狂牛病問題を考える・世界一の「和牛の味」守れ 染矢清亜氏
テレビ画面に、懐かしい顔があった。
狂牛病問題で記者会見する農水省のN畜産部長。昔、『日米牛肉戦争』という“業界のベストセラー”を書いていただき、以来、足を向けて寝ていないのだが、今回の対応はそれを裏切るものであった。
なぜ世界的視野を持つプロ中のプロが、答弁を二転三転させたのか。農水、厚生労働という“二元行政”が悪いのか。一応、武部農水相による「肉骨粉の生産・流通の全面禁止」処置により一区切りついたが、「牛を牛に食べさせる」(畜産リサイクル)という世界レベルの問題は、深く重いと言わざるを得ない。
乳牛が四股を震わせてどっと倒れる英国のVTRは、繰り返し放映され、米国の同時多発テロの映像と重なり、お茶の間に衝撃を与え続けた。マスコミ各社もここぞとばかりに国産牛肉の“不買キャンペーン”を展開、「輸入牛肉(豪州、米国産など)は安全」という外食各大手(マクドナルド、吉野家、牛角ほか)という“おまけ”までついた。
一方、厚生労働省は「狂牛病の牛の乳や肉(骨格筋)から、異常プリオン(タンパク)は発見されていない。まして健康な牛の乳や肉の危険性は非常に小さい。消費者は栄養摂取もあり、冷静な対処を」(厚生労働省「牛海綿状脳症に関する研究班」班長、品川森一・帯広畜産大学教授)と見解を公表したが、「安全宣言」には程遠いものであった。

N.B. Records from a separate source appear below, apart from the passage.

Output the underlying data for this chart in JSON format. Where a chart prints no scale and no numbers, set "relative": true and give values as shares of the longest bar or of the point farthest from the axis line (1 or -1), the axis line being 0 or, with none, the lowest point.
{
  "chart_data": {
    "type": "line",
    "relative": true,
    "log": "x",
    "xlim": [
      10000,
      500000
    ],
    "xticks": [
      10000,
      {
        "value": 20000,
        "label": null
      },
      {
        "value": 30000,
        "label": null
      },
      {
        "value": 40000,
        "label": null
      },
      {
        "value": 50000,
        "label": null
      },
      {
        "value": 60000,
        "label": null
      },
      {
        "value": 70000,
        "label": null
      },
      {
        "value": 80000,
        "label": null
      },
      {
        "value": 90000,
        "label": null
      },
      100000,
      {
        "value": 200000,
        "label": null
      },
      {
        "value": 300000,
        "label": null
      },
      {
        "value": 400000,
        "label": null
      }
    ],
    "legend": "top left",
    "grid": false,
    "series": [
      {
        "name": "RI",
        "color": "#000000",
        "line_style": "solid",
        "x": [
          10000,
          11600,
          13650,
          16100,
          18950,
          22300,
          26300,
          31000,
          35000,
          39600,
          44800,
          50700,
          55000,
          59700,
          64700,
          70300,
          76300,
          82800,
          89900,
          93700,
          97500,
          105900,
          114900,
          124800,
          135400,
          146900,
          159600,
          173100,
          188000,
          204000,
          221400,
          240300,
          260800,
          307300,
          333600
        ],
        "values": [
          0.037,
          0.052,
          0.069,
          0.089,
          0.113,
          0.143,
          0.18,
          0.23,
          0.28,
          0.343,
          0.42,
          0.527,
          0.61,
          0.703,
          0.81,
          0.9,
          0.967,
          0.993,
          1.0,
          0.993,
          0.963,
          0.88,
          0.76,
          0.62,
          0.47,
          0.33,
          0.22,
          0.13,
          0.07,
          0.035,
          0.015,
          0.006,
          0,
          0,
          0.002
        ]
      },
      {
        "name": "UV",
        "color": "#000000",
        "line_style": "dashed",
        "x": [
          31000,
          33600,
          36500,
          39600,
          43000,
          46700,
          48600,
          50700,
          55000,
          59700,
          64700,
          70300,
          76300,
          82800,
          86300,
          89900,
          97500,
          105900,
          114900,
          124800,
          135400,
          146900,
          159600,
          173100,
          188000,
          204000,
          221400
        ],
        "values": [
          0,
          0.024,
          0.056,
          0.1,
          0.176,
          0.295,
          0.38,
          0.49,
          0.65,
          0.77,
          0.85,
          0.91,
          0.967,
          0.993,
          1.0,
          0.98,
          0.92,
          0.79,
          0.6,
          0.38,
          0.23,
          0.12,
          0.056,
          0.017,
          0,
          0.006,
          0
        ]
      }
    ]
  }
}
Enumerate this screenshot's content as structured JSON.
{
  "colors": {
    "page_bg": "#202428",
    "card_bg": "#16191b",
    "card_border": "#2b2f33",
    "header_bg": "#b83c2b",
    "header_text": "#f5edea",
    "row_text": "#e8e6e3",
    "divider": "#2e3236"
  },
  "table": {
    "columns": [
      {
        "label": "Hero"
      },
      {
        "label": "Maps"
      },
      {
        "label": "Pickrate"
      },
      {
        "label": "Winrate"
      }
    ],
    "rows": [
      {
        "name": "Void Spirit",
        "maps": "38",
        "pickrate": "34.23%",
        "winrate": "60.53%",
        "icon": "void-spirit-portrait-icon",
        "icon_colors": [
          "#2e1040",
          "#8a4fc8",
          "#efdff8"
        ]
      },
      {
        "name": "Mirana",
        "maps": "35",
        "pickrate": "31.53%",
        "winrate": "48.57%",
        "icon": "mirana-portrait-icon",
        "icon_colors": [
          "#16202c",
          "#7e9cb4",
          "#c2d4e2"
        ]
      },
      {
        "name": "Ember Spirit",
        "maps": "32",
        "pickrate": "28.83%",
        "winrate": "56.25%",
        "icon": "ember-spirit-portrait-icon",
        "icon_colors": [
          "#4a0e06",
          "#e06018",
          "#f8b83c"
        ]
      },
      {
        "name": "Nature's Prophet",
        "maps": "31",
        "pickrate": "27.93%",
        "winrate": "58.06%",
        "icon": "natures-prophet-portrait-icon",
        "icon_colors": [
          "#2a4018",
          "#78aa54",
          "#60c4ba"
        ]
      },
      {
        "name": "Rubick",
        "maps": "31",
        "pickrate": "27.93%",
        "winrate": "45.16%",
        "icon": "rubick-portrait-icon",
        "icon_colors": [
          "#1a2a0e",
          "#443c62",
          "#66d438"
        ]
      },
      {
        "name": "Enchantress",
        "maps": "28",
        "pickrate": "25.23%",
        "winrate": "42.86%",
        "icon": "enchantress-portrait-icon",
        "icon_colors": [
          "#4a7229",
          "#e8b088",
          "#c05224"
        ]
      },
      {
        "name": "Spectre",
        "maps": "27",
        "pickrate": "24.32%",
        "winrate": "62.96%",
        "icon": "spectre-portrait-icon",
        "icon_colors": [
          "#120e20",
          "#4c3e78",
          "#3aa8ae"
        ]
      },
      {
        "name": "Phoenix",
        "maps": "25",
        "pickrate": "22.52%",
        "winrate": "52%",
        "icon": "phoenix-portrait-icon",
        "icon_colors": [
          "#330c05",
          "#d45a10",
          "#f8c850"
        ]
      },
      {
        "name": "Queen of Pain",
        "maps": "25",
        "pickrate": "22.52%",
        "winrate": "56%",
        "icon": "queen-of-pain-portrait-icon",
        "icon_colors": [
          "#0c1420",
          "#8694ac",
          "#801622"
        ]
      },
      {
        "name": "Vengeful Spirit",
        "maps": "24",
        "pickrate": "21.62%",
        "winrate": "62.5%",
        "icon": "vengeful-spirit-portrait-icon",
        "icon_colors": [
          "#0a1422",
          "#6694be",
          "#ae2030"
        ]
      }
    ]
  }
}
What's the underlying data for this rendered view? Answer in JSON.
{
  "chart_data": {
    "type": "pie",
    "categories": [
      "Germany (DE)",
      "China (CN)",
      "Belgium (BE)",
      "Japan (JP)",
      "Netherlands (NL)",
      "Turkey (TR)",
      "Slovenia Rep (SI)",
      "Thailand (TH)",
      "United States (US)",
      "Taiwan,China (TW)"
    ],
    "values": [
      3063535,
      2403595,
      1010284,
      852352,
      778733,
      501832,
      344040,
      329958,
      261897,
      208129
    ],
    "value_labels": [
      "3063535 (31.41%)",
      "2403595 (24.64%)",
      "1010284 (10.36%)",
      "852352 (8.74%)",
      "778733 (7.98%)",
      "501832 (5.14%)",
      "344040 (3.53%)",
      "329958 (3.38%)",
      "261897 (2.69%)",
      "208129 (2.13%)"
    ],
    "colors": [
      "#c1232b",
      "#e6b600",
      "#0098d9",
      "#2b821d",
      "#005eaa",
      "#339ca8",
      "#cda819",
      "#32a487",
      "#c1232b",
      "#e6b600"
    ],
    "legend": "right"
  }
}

筆者が最も恐れるのは、牛の角が生えているものを、すべて「狂牛病の牛」にしてしまうこと。高価ゆえに今でも敬遠されている「和牛」というわが国の貴重な資源が、これをきっかけにして減り続けはしないかということである。
サシ(脂肪交雑)の入った和牛(黒毛和種、渇毛和種、日本短角種など)は、飼育方法や配合飼料なども乳牛とは異なり、その「霜降り牛肉」は世界一の味といわれており、料理の「すき焼き」(「スキヤキ」という歌にもなっている)とともに、“世界の文化遺産”といっても決して過言ではない。
過日、三重・松阪の料亭「和田金」で「すき焼き弁当」を食べたことがあったが、そのおいしかったこと。筆舌に表しがたしという言葉があるが、牛肉は舌の上で溶けるほど軟らかく、美味そのものであった。このようなわが国独自の食文化の灯りを消してはならない。政府の強力な危機管理を望みたい。